Vous cherchez une pièce pour oublier ce temps pourri et fuir le vacarme du monde ? Voici ce qu'il vous faut : « L'éthique du lombric ». Non, il ne s'agit pas d'un nouveau remède néo-aborigino-homéopathique à base de protéines d'invertébrés mais d'un spectacle de Marie-Paule Kumps et Bernard Cogniaux à partir des textes de l'Italien Stefano Benni. Fantaisiste et jouissif !

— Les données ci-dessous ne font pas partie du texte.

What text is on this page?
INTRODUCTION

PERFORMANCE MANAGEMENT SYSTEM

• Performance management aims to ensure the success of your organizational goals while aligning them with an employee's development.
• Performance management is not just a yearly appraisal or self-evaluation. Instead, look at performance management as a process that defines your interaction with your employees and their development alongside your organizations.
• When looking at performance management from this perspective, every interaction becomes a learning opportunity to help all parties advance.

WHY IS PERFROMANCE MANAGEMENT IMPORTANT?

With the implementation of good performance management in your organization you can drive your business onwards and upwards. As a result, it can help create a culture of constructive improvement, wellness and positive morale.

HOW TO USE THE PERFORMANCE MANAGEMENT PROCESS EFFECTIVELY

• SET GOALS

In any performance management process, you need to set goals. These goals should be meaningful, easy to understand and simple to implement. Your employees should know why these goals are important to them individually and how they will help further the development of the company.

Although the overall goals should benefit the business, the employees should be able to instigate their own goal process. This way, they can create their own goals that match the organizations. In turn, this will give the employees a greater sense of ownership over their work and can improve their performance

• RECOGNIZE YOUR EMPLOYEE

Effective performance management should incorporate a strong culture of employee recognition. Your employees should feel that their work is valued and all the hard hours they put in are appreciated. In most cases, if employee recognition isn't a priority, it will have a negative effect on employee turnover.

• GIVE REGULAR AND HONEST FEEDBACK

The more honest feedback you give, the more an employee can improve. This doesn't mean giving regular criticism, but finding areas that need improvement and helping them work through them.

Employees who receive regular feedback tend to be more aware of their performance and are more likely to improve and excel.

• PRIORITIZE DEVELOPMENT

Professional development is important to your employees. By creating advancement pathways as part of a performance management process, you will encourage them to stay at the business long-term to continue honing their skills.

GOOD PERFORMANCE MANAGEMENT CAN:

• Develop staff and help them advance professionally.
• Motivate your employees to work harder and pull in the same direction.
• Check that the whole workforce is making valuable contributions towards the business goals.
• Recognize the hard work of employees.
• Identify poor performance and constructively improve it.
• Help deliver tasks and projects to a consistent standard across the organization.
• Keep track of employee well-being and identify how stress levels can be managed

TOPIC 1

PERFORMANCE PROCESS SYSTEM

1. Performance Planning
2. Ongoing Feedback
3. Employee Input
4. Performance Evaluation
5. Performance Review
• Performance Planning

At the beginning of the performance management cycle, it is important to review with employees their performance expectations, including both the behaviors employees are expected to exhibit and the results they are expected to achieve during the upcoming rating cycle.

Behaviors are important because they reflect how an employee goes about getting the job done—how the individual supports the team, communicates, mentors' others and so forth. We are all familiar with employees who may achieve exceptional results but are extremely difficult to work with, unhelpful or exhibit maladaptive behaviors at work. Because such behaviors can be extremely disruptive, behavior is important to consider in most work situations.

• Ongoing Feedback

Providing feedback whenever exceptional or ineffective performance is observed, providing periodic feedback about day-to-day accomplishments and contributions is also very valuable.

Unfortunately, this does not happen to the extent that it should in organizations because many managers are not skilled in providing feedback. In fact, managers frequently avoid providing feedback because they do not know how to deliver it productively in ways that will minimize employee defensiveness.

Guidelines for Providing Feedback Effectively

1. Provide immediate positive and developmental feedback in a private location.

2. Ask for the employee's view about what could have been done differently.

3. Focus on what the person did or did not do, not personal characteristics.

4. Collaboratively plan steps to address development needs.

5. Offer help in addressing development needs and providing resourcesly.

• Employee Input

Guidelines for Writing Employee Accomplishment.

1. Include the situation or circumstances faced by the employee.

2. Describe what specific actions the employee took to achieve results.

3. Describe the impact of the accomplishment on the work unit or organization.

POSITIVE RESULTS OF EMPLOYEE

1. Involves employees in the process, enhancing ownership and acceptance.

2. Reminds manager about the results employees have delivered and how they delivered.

A l'image de son prélude instrumental décalé entre cochon péteur et casserole chantante, sorte de sas de décompression pour vous mettre en condition, « L'éthique du lombric » avance à coups de petites surprises et impose sa séduction sans éclat, sans effet de manche, insidieusement, diaboliquement. Puisant leurs accessoires sous un moelleux lit de sciure, les comédiens déroulent une quinzaine de petites histoires, tendres, comiques ou cyniques, sur le fil de la plume fantasque et bohème de Benni. On débute dans un village italien reculé, occupé à recruter pour sa célèbre crèche vivante, une nouvelle Marie, la précédente étant enceinte jusqu'au cou, ce qui est tout de même embêtant pour la Sainte Vierge. On y croise un Joseph bourré et gai, faisant de l'œil à un ange pizzaïolo, un enfant Jésus nain et un bœuf qui a la diarrhée. Le sourire désormais solidement vissé aux lèvres, on poursuit le voyage, rencontrant un couple d'indécrottables timides sur un pont, un distributeur de billets automatique qui fait du sentiment et se fait justicier pour ses clients, un mendiant qui finit braisé en papillotes, ou encore un combat de cocus déchaînés dans un bar hyper branché.

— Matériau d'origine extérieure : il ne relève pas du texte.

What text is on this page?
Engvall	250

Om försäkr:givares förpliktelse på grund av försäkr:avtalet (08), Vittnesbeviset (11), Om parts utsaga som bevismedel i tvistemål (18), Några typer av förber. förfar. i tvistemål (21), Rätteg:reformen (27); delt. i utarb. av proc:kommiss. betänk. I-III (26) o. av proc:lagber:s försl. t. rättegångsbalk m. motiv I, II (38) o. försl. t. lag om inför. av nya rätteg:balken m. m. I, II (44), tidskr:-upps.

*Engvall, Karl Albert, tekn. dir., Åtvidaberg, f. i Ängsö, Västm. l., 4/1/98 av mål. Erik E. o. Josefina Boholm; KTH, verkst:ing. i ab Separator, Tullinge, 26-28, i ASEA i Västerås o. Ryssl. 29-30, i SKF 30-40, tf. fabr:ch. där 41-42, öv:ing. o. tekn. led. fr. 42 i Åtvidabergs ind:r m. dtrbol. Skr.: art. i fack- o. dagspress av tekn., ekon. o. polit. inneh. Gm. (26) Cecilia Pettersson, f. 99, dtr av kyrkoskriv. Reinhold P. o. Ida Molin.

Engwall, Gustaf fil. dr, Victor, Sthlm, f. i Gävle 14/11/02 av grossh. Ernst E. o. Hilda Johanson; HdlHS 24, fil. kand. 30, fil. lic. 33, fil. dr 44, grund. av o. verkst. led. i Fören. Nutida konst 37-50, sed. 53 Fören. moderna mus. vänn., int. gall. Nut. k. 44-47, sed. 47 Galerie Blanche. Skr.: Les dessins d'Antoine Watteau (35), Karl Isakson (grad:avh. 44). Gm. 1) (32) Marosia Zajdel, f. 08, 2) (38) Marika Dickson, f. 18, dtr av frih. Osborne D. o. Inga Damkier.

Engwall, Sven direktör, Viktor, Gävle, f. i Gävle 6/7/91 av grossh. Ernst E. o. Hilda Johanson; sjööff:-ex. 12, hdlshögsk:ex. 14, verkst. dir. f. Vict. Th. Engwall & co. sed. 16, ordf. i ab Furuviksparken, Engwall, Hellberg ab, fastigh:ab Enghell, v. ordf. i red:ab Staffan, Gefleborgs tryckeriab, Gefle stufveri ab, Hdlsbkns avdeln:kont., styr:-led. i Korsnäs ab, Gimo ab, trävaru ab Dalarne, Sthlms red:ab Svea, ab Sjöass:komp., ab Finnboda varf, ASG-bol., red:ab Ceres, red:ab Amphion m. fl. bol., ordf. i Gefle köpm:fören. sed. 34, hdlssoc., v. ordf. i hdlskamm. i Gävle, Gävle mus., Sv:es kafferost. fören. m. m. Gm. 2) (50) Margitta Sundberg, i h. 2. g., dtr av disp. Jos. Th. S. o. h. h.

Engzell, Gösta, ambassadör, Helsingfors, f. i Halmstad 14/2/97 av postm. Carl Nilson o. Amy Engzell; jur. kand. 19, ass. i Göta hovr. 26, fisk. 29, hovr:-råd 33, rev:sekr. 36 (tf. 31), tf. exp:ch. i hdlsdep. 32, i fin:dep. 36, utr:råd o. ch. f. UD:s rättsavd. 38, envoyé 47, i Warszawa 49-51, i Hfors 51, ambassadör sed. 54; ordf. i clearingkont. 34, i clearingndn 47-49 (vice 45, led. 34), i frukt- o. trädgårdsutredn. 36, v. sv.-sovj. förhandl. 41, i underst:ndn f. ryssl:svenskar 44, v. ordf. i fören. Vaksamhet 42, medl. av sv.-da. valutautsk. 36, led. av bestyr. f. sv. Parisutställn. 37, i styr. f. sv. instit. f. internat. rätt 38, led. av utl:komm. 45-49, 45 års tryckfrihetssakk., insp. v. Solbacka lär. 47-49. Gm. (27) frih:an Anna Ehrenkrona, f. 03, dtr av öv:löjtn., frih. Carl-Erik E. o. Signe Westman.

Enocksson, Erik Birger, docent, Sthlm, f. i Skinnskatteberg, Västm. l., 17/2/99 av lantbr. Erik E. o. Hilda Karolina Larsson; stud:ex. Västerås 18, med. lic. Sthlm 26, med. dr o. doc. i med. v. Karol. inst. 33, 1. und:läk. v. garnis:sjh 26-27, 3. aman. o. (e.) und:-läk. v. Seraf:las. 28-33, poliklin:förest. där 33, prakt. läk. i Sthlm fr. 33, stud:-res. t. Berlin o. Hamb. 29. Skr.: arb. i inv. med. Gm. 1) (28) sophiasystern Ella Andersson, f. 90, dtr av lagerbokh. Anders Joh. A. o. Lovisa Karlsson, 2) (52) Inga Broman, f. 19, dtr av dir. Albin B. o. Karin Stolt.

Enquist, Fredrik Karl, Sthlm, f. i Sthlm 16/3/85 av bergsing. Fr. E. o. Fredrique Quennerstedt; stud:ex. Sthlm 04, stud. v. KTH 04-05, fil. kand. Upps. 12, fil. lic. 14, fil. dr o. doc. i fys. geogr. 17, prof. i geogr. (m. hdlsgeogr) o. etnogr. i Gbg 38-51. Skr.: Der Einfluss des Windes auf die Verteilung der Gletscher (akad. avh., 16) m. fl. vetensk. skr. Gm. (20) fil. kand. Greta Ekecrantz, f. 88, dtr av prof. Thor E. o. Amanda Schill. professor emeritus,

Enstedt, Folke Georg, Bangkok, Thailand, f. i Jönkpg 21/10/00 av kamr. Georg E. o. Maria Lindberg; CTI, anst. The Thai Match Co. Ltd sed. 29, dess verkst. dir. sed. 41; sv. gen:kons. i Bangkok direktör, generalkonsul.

A l'aide de marionnettes ou par un théâtre d'ombres, assumant en direct les bruitages ou déterrant un bestiaire de carton-pâte, Marie-Paule Kumps et Bernard Cogniaux, dirigés par Sylvie De Braekeleer, font vivre ces histoires avec une originalité folle mais humble, croquée au crayon plutôt qu'au stylo bille, orchestrée au triangle et au piano plutôt qu'au clairon et à la grosse caisse. On ne sait quelle alchimie soude ces deux là mais ils pourraient réciter le bottin que leur espièglerie nous suspendrait à leurs lèvres. Il faut voir Marie-Paule Kumps se muer en poule fermière, philosophant sur son destin avant de passer à la casserole pour la bonne cause. Il faut les voir tous deux convoquer un dîner entre intellectuels, gâché par l'irruption d'un voleur happé par le chien de garde. Le temps que féministe, publicitaire, peintre et autres invités glosent sur l'identité de cet intrus agonisant, parlementant sur la Palestine, le sort des femmes ou les détentions abusives, l'étranger expire. Si un ou deux sketchs nous ont paru plus superflus, on peut dire que l'équipe a trouvé chez Stéfano Benni pâturage idéal où laisser gambader ses idées fugueuses.